投稿者の殆どが大学生で似たような悩みばかり送ってくる正式な答えが皆んな「知らねぇよ」で済むコーナーだ。

「よくこんな悩み毎週聞いてるよな」


『ラジオネーム

餃子を好きなままではいられない。』

『おー!』

それっぽいネーム、おー!ってなんだ


『僕は今大学一年生の新入生なのですが、高校の友達と離れ離れになってしまい新しい友達が出来るか心配です。どうすれば皆と仲良くなれますか?』

『新入生か、新しい環境に身を置き始めた訳だね。』

『そうですねー、早速お電話繋いでみましょう』

そうだ、このラジオは相談者と電話を繋いで直接話を聞くスタイル。しかしその電話がまた変哲が無く、只のファンとの交流に近い内容だ。


『こんばんわー。』

『あ、こんばんわー』

『お電話有難うね。』『いえいえ』

『友達まだ出来てないの?』

『そうなんですよまだ出来てなくて』

『不安だよねー』『不安ですね。』

無機質な電話が五感のどこも刺激しない、何の負担もかからない会話。

「流石だアイドルラジオ、何かを起こそうという危うさが一切無い」

これを聴くことは、一種の瞑想に近いのかもしれない。


『でもさ、友達なんて自然にできるよ高校みたいにクラスじゃないから自由だし。

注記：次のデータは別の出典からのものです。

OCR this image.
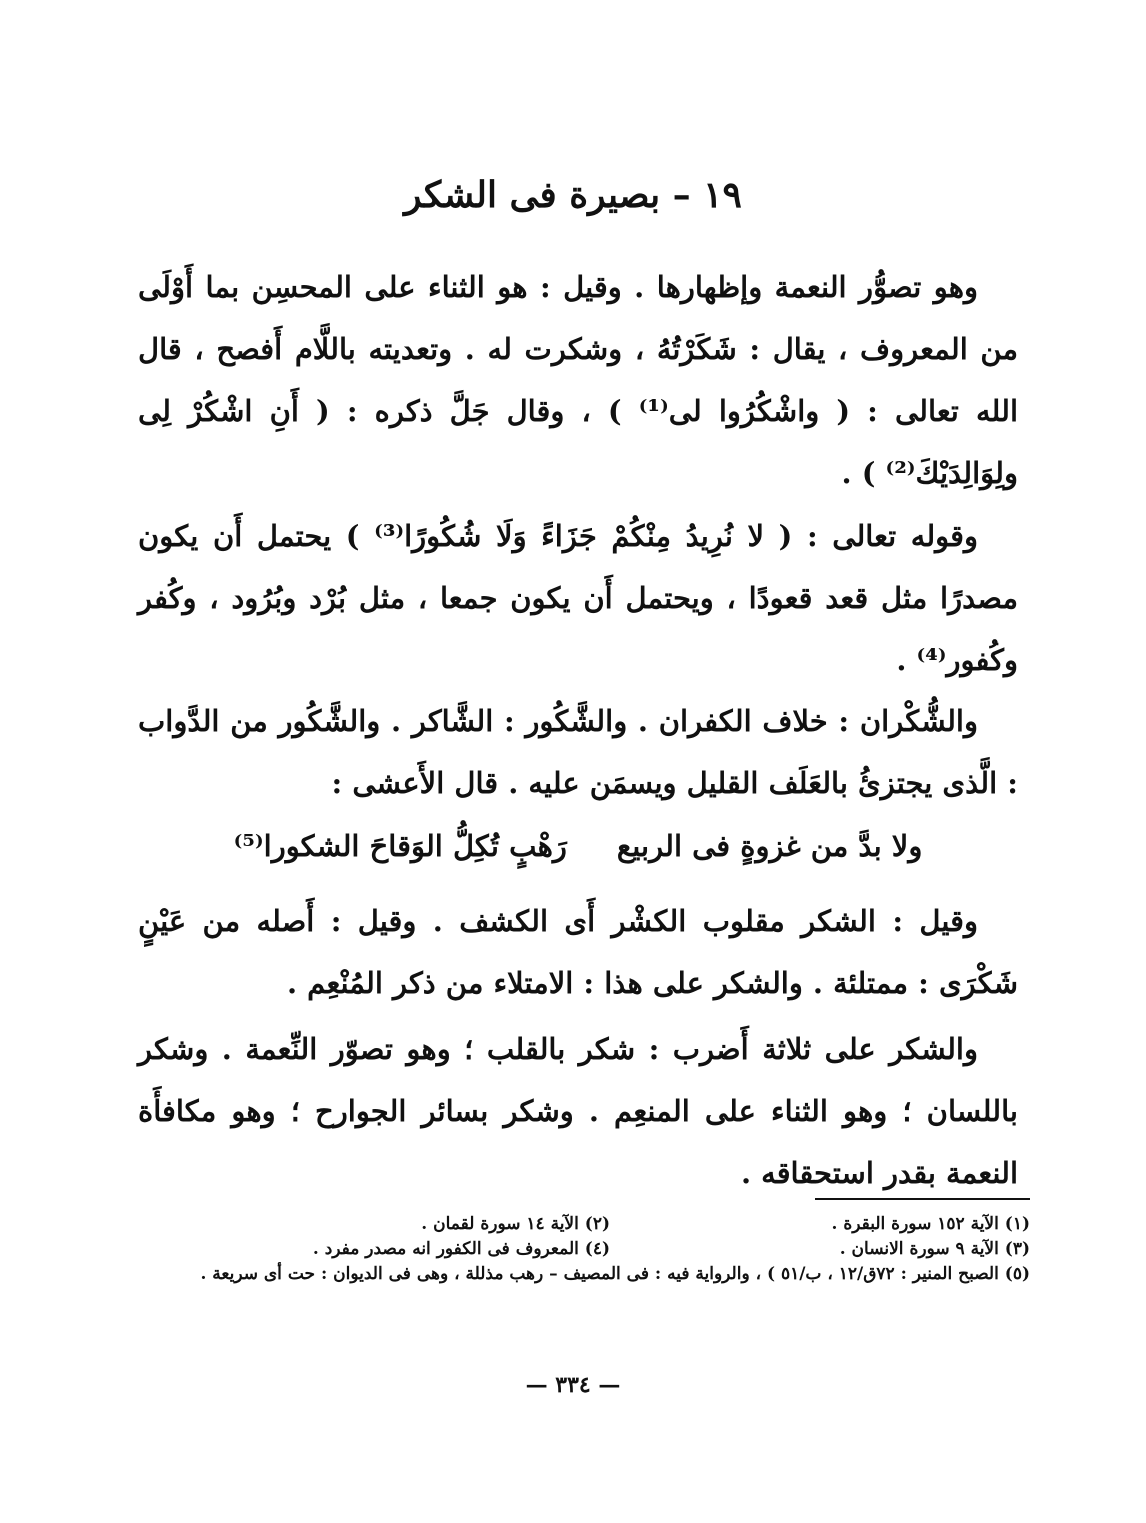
١٩ – بصيرة فى الشكر

وهو تصوُّر النعمة وإظهارها . وقيل : هو الثناء على المحسِن بما أَوْلَى من المعروف ، يقال : شَكَرْتُهُ ، وشكرت له . وتعديته باللَّام أَفصح ، قال الله تعالى : ( واشْكُرُوا لى⁽¹⁾ ) ، وقال جَلَّ ذكره : ( أَنِ اشْكُرْ لِى ولِوَالِدَيْكَ⁽²⁾ ) .

وقوله تعالى : ( لا نُرِيدُ مِنْكُمْ جَزَاءً وَلَا شُكُورًا⁽³⁾ ) يحتمل أَن يكون مصدرًا مثل قعد قعودًا ، ويحتمل أَن يكون جمعا ، مثل بُرْد وبُرُود ، وكُفر وكُفور⁽⁴⁾ .

والشُّكْران : خلاف الكفران . والشَّكُور : الشَّاكر . والشَّكُور من الدَّواب : الَّذى يجتزئُ بالعَلَف القليل ويسمَن عليه . قال الأَعشى :

ولا بدَّ من غزوةٍ فى الربيع
رَهْبٍ تُكِلُّ الوَقاحَ الشكورا⁽⁵⁾

وقيل : الشكر مقلوب الكشْر أَى الكشف . وقيل : أَصله من عَيْنٍ شَكْرَى : ممتلئة . والشكر على هذا : الامتلاء من ذكر المُنْعِم .

والشكر على ثلاثة أَضرب : شكر بالقلب ؛ وهو تصوّر النِّعمة . وشكر باللسان ؛ وهو الثناء على المنعِم . وشكر بسائر الجوارح ؛ وهو مكافأَة النعمة بقدر استحقاقه .

(١) الآية ١٥٢ سورة البقرة .
(٢) الآية ١٤ سورة لقمان .
(٣) الآية ٩ سورة الانسان .
(٤) المعروف فى الكفور انه مصدر مفرد .
(٥) الصبح المنير : ٧٢ق/١٢ ، ب/٥١ ) ، والرواية فيه : فى المصيف – رهب مذللة ، وهى فى الديوان : حت أى سريعة .
— ٣٣٤ —
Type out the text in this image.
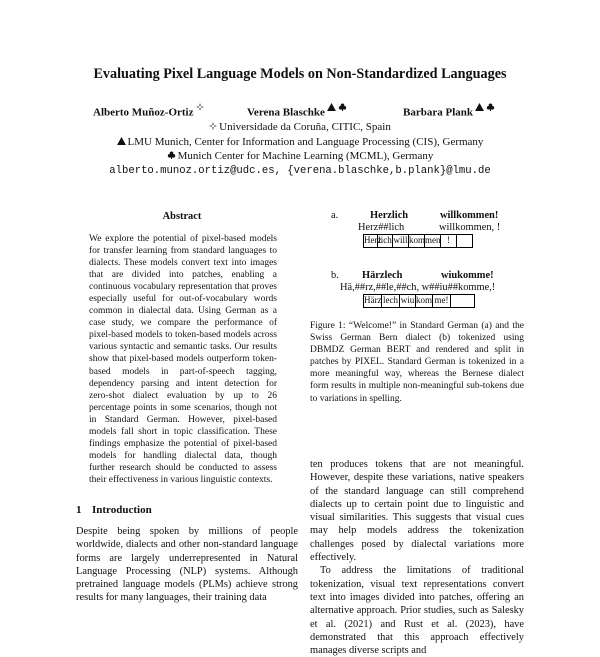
Evaluating Pixel Language Models on Non-Standardized Languages
Alberto Muñoz-Ortiz	Verena Blaschke	Barbara Plank
Universidade da Coruña, CITIC, Spain
LMU Munich, Center for Information and Language Processing (CIS), Germany
Munich Center for Machine Learning (MCML), Germany
alberto.munoz.ortiz@udc.es, {verena.blaschke,b.plank}@lmu.de
Abstract
We explore the potential of pixel-based models for transfer learning from standard languages to dialects. These models convert text into images that are divided into patches, enabling a continuous vocabulary representation that proves especially useful for out-of-vocabulary words common in dialectal data. Using German as a case study, we compare the performance of pixel-based models to token-based models across various syntactic and semantic tasks. Our results show that pixel-based models outperform token-based models in part-of-speech tagging, dependency parsing and intent detection for zero-shot dialect evaluation by up to 26 percentage points in some scenarios, though not in Standard German. However, pixel-based models fall short in topic classification. These findings emphasize the potential of pixel-based models for handling dialectal data, though further research should be conducted to assess their effectiveness in various linguistic contexts.
1 Introduction
Despite being spoken by millions of people worldwide, dialects and other non-standard language forms are largely underrepresented in Natural Language Processing (NLP) systems. Although pretrained language models (PLMs) achieve strong results for many languages, their training data
a.	Herzlich	willkommen!
Herz##lich	willkommen, !
Herz
lich will kom men !
b. Härzlech	wiukomme!
Hä,##rz,##le,##ch, w##iu##komme,!
Härz lech wiu kom me!
Figure 1: “Welcome!” in Standard German (a) and the Swiss German Bern dialect (b) tokenized using DBMDZ German BERT and rendered and split in patches by PIXEL. Standard German is tokenized in a more meaningful way, whereas the Bernese dialect form results in multiple non-meaningful sub-tokens due to variations in spelling.

ten produces tokens that are not meaningful. However, despite these variations, native speakers of the standard language can still comprehend dialects up to certain point due to linguistic and visual similarities. This suggests that visual cues may help models address the tokenization challenges posed by dialectal variations more effectively.

To address the limitations of traditional tokenization, visual text representations convert text into images divided into patches, offering an alternative approach. Prior studies, such as Salesky et al. (2021) and Rust et al. (2023), have demonstrated that this approach effectively manages diverse scripts and
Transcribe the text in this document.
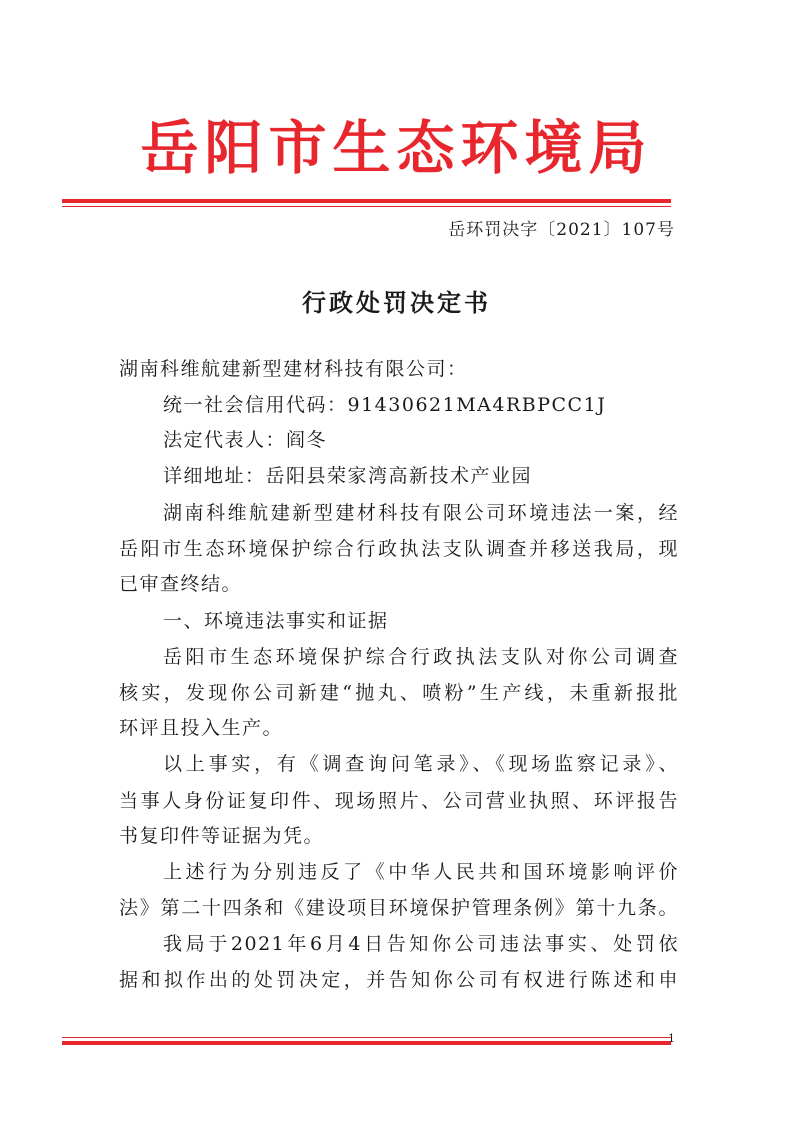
岳阳市生态环境局
岳环罚决字〔2021〕107号
行政处罚决定书
湖南科维航建新型建材科技有限公司：
统一社会信用代码：91430621MA4RBPCC1J
法定代表人：阎冬
详细地址：岳阳县荣家湾高新技术产业园
湖南科维航建新型建材科技有限公司环境违法一案，经
岳阳市生态环境保护综合行政执法支队调查并移送我局，现
已审查终结。
一、环境违法事实和证据
岳阳市生态环境保护综合行政执法支队对你公司调查
核实，发现你公司新建“抛丸、喷粉”生产线，未重新报批
环评且投入生产。
以上事实，有《调查询问笔录》、《现场监察记录》、
当事人身份证复印件、现场照片、公司营业执照、环评报告
书复印件等证据为凭。
上述行为分别违反了《中华人民共和国环境影响评价
法》第二十四条和《建设项目环境保护管理条例》第十九条。
我局于2021年6月4日告知你公司违法事实、处罚依
据和拟作出的处罚决定，并告知你公司有权进行陈述和申
1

』

『そうですかねー。』


『なんかこう、趣味とかは無いの?

ずっと好きですみたいな物とかさ』

『あー確かに、そういうものあったら仲良くなりやすいかも』


『えー趣味ですか?』

『何か、好きなものはないの?』


『うーん..でもやっぱりひそっかーですかね。』

『えー嬉しい!

わたしの事好きなんだー』

『はっはっは!』

普通だ。

フワフワと浮きながらありがちな事を言って最後にファンですというテンプレートトーク!

「いいぞ、今回も今のところ何も起きていない。」

菅戸独華の良い所は下手に狙いに行かない所だ。面白い事を言おうとせず只放送に没頭する。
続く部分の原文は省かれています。